Test at least 4-5 models for each LLM call
Once you have a base testing suite you can either automate or manually swap in and out models - you may be surprised about the differences in performance - especially on a task by task basis.
For example, we found o3 and other reasoning models terrible at tool use but great at orchestration, open source models were cheap and fast for small changes (think json re-writes) but not great at tool use.
Every AI system will be different and there’s lots of performance to squeeze out of this final layer.
Building effective multi-step LLM agents requires thoughtful orchestration and a deep understanding of your use case. The patterns I've outlined—Sequential Processing, Routing, Orchestrator-Worker, and Evaluator-Optimizer—are building blocks that can be combined and adapted to your needs.
Key takeaways:
Choose architecture based on whether agents are customer-facing or internal
Keep agents stateless and handle persistence separately
Invest heavily in testing infrastructure early
Stream responses for better user experience
Test multiple models for each component
While frameworks exist, creating your own structure often yields the best results because every task has unique requirements.
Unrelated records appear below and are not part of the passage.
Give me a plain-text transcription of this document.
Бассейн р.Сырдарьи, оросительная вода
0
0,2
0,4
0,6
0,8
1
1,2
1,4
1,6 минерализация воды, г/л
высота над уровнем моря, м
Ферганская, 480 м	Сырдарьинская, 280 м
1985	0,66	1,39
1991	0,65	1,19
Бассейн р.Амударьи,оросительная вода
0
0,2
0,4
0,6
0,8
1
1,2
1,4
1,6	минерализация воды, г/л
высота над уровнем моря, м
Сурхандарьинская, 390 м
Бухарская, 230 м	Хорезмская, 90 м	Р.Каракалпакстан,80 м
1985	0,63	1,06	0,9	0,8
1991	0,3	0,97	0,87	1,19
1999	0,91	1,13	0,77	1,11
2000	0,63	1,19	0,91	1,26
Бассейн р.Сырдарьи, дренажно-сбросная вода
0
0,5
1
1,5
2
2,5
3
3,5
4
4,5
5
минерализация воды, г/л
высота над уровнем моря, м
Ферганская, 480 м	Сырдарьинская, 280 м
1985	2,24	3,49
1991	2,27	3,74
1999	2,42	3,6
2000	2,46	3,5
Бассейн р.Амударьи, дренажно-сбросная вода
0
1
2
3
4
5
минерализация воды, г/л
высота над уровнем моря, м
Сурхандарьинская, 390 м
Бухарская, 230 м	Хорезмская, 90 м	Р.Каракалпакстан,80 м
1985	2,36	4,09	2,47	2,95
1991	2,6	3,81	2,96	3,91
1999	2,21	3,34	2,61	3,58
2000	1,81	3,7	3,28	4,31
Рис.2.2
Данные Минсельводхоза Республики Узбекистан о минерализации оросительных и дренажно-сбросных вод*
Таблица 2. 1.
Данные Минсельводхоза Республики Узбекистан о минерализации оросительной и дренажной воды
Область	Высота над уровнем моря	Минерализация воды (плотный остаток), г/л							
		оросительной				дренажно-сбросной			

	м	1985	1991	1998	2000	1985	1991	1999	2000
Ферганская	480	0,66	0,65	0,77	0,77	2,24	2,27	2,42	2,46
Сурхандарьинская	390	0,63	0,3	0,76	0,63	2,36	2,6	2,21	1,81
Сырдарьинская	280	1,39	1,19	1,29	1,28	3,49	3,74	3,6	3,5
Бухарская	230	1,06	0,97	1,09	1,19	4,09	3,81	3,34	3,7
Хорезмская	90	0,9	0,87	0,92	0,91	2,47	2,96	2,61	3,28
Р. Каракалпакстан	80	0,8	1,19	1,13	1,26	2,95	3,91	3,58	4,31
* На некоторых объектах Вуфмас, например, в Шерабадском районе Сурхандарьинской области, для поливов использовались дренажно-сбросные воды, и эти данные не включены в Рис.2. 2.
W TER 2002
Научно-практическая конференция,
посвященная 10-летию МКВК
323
The "magic" lies not in any single pattern, but in understanding how to compose these patterns effectively for your specific use case.
Every day feels like heat training when it’s 78 degrees and humid at 7AM but been putting in some mileage - thinking about doing a cross country 5k as my first race of the season in September
In case you haven’t seen I’ve been quite active on Tiktok / Instagram - roast my content / reply pls :)
Discovered my newest food obsession - rice cooker chicken. It’s super simple - rice, chicken stock, ginger, garlic, scallions, and pre-salted / seasoned chicken thighs and I’ve been eating for almost every meal this week
Happy Friday and hope you all have a wonderful weekend.